A senior Conservative MP took to the BBC to lay into both Theresa May and Boris Johnson. And his stinging intervention will only add fuel to the fire of the arguments that Johnson should resign, and that May is presiding over a cabinet of chaos.
Sack Boris
On Tuesday 19 September, Rushcliffe MP Ken Clarke was speaking on BBC Radio Four‘s Today programme. And he pulled no punches when it came to his assessment of the ongoing furore surrounding the PM and the Foreign Secretary.
Johnson has been hitting the headlines again for repeating the discredited pledge that the UK could get £350m a week for the NHS when it leaves the EU.
Clarke said [2.20] that, if Johnson “wants to be Foreign Secretary”:
He should actually make some more serious contributions on wider foreign policy, give his views on… Brexit… privately… sounding off personally in this way is totally unhelpful…

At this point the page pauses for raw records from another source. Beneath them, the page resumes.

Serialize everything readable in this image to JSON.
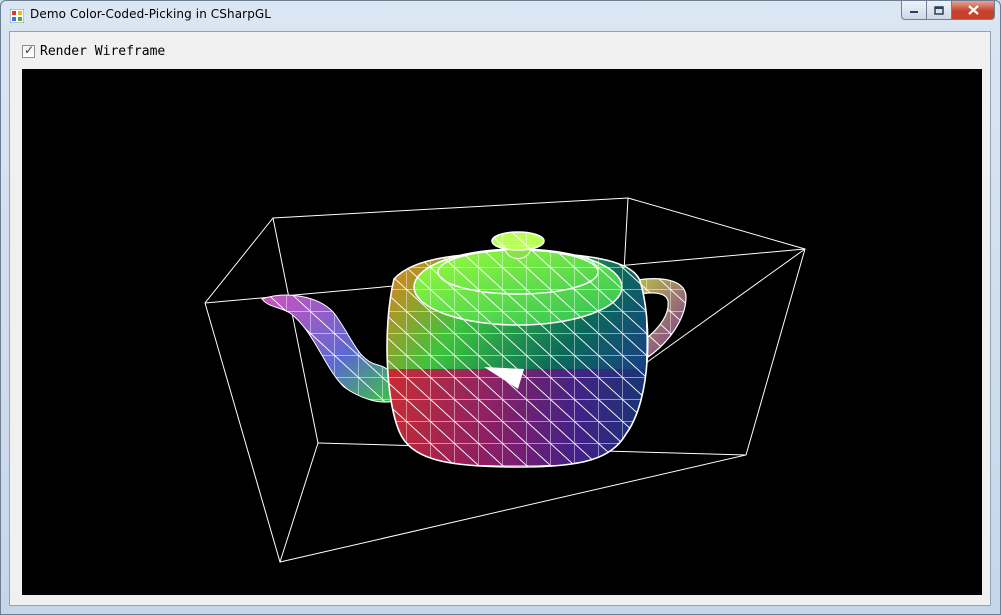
{
  "window": {
    "title": "Demo Color-Coded-Picking in CSharpGL",
    "icon": "app-form-icon",
    "controls": {
      "minimize": "minimize-icon",
      "maximize": "maximize-icon",
      "close": "close-icon"
    }
  },
  "toolbar": {
    "wireframe_checkbox": {
      "label": "Render Wireframe",
      "checked": true
    }
  },
  "viewport": {
    "background": "#000000",
    "model": "teapot",
    "wireframe_color": "#ffffff",
    "bounding_box_color": "#ffffff"
  },
  "colors": {
    "accent_close": "#c7432d",
    "client_bg": "#f0f0f0",
    "frame": "#c6d6e9"
  }
}
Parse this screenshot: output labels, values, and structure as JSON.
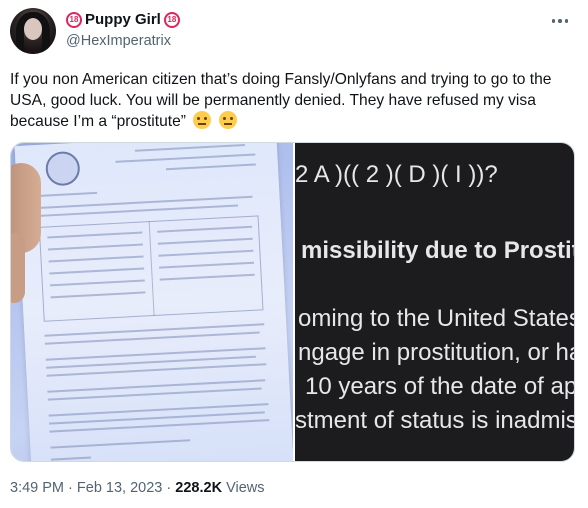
{
  "author": {
    "display_name": "Puppy Girl",
    "badge_label": "18",
    "handle": "@HexImperatrix"
  },
  "tweet": {
    "text": "If you non American citizen that’s doing Fansly/Onlyfans and trying to go to the USA, good luck. You will be permanently denied. They have refused my visa because I’m a “prostitute”",
    "emojis": [
      "face-with-raised-eyebrow",
      "expressionless-face"
    ]
  },
  "media": {
    "left_image": "photo of US embassy visa refusal letter",
    "right_lines": [
      "2 A )(( 2 )( D )( I ))?",
      "missibility due to Prostitu",
      "oming to the United States",
      "ngage in prostitution, or ha",
      "10 years of the date of app",
      "stment of status is inadmis"
    ]
  },
  "meta": {
    "time": "3:49 PM",
    "separator": "·",
    "date": "Feb 13, 2023",
    "views_count": "228.2K",
    "views_label": "Views"
  }
}
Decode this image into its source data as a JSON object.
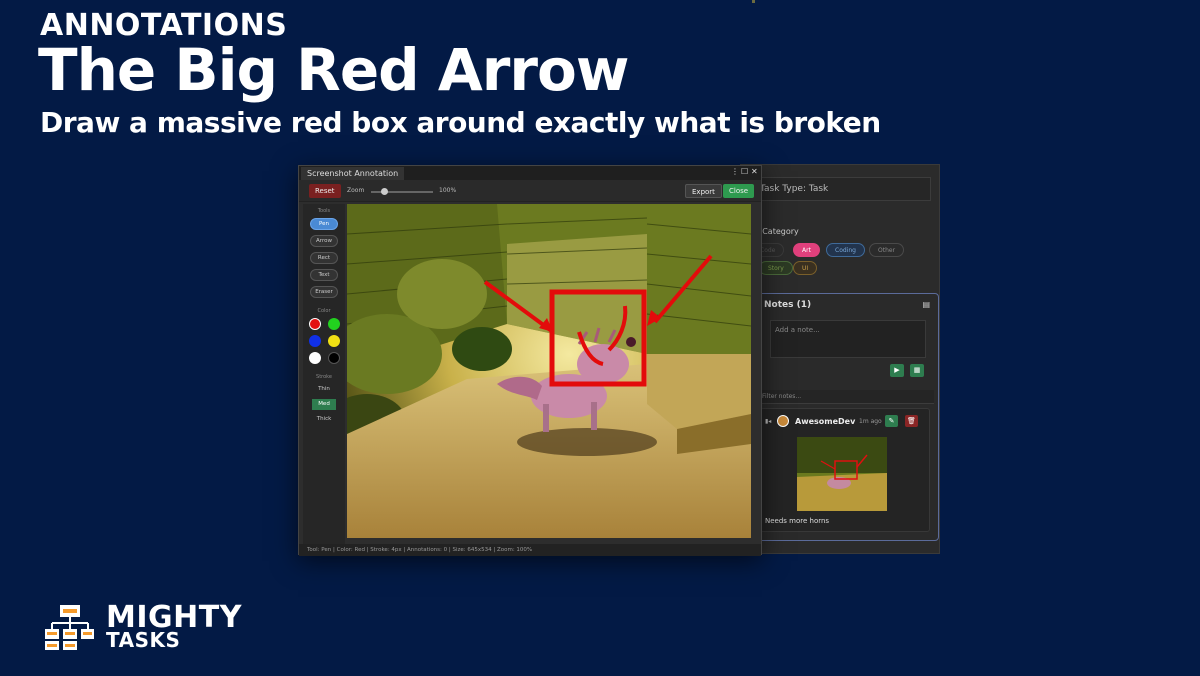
{
  "hero": {
    "kicker": "ANNOTATIONS",
    "title": "The Big Red Arrow",
    "subtitle": "Draw a massive red box around exactly what is broken"
  },
  "window": {
    "title": "Screenshot Annotation",
    "menu_icon": "⋮",
    "maximize_icon": "☐",
    "close_icon": "✕"
  },
  "toolbar": {
    "reset_label": "Reset",
    "zoom_label": "Zoom",
    "zoom_value": "100%",
    "zoom_level": 0.25,
    "export_label": "Export",
    "close_label": "Close"
  },
  "tools": {
    "heading": "Tools",
    "items": [
      "Pen",
      "Arrow",
      "Rect",
      "Text",
      "Eraser"
    ],
    "active": "Pen",
    "color_heading": "Color",
    "colors": [
      "#e31010",
      "#22d11f",
      "#1030e8",
      "#f0e014",
      "#ffffff",
      "#000000"
    ],
    "selected_color": "#e31010",
    "stroke_heading": "Stroke",
    "strokes": [
      "Thin",
      "Med",
      "Thick"
    ],
    "active_stroke": "Med"
  },
  "statusbar": {
    "text": "Tool: Pen | Color: Red | Stroke: 4px | Annotations: 0 | Size: 645x534 | Zoom: 100%"
  },
  "side": {
    "task_type": "Task Type: Task",
    "skill_label": "ill Category",
    "chips": [
      {
        "label": "Code",
        "active": false
      },
      {
        "label": "Art",
        "active": true
      },
      {
        "label": "Coding",
        "active": false
      },
      {
        "label": "Other",
        "active": false
      },
      {
        "label": "Story",
        "active": false
      },
      {
        "label": "UI",
        "active": false
      }
    ],
    "notes_title": "Notes (1)",
    "note_placeholder": "Add a note...",
    "filter_placeholder": "Filter notes...",
    "note": {
      "author": "AwesomeDev",
      "time": "1m ago",
      "text": "Needs more horns"
    }
  },
  "brand": {
    "name": "MIGHTY",
    "sub": "TASKS"
  }
}
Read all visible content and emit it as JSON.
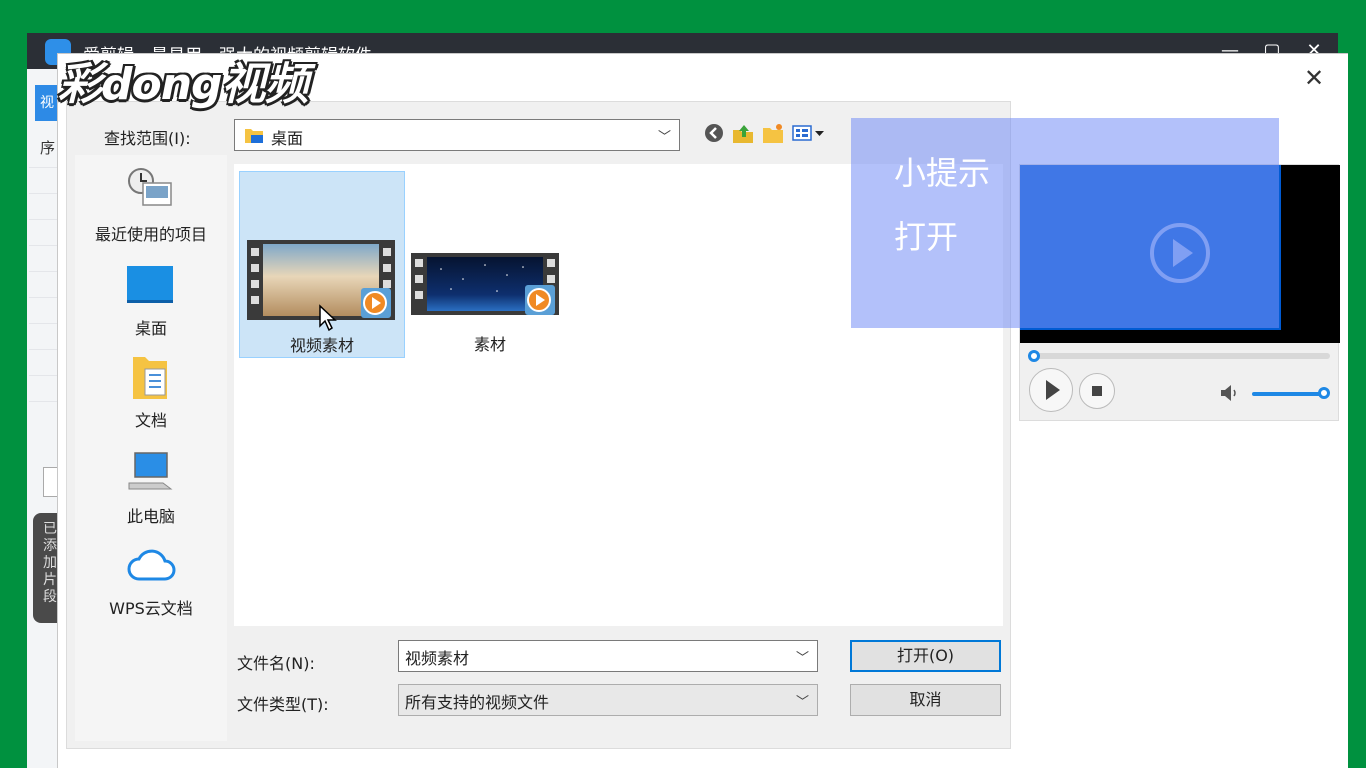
{
  "background_app": {
    "title": "爱剪辑 - 最易用、强大的视频剪辑软件",
    "tab_label": "视",
    "column_header": "序",
    "side_panel_text": "已添加片段"
  },
  "watermark": {
    "text": "彩dong视频"
  },
  "dialog": {
    "close_label": "✕",
    "look_in": {
      "label": "查找范围(I):",
      "value": "桌面"
    },
    "places": [
      {
        "label": "最近使用的项目",
        "icon": "recent-items-icon"
      },
      {
        "label": "桌面",
        "icon": "desktop-icon"
      },
      {
        "label": "文档",
        "icon": "documents-icon"
      },
      {
        "label": "此电脑",
        "icon": "this-pc-icon"
      },
      {
        "label": "WPS云文档",
        "icon": "cloud-icon"
      }
    ],
    "files": [
      {
        "name": "视频素材",
        "selected": true,
        "thumbnail": "desert-clouds"
      },
      {
        "name": "素材",
        "selected": false,
        "thumbnail": "night-sky"
      }
    ],
    "filename": {
      "label": "文件名(N):",
      "value": "视频素材"
    },
    "filetype": {
      "label": "文件类型(T):",
      "value": "所有支持的视频文件"
    },
    "open_button": "打开(O)",
    "cancel_button": "取消"
  },
  "tip": {
    "title": "小提示",
    "text": "打开"
  },
  "colors": {
    "page_background": "#00913f",
    "selection": "#cce4f7",
    "preview_blue": "#005bd3",
    "tip_overlay": "#748ef6",
    "accent": "#1e88e5"
  }
}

He then accused [2.45] Johnson of “exploiting” May’s weak position and lack of a majority in parliament, saying that, in “normal” circumstances, he would have been sacked by now:
Lies, damned lies and… more lies?
The storm around Johnson intensified when he penned an article [paywall] for The Telegraph, repeating the ‘£350m for the NHS’ pledge. And as The Canary reported, his faux-pas opened some wounds in the Tory front bench:
Number 10 had not cleared Johnson’s article before it went out. And his colleagues have said he put his ‘personal ambition ahead of the Brexit process’. Although reports suggest it may be a ‘leadership bid’, Home Secretary Amber Rudd said outright on the BBC‘s Andrew Marr Show that she for one didn’t want Johnson ‘managing the Brexit process’.
Ouch
But Clarke’s comments on the Today programme just added more fuel to this fire. He implied [3.24] that Johnson was behaving like a child, by publicly not toeing the government line on Brexit. And he then made a damning assessment of Johnson, and swiped at May’s lack of control over the cabinet and Brexit, saying [4.06]:
[Our] friends… inside the European Union… cannot understand what we think we’re doing. Now, if [there] are genuine disagreements within the cabinet… I get the impression there are… you don’t put self-publicising articles in the most Eurosceptic newspaper you can think of… [But] that’s enough of Boris.
BoJo the Clown
The PM came out on Monday 18 September, saying “Boris is Boris”. But if being publicly slapped down by the UK’s most senior statistician, ridiculed by the world’s media, and seemingly lying (repeatedly) to the public is just ‘being Boris’, May would do well to cut Johnson free, and quickly. If not for the sake of her own career, for the sake of the Brexit negotiations.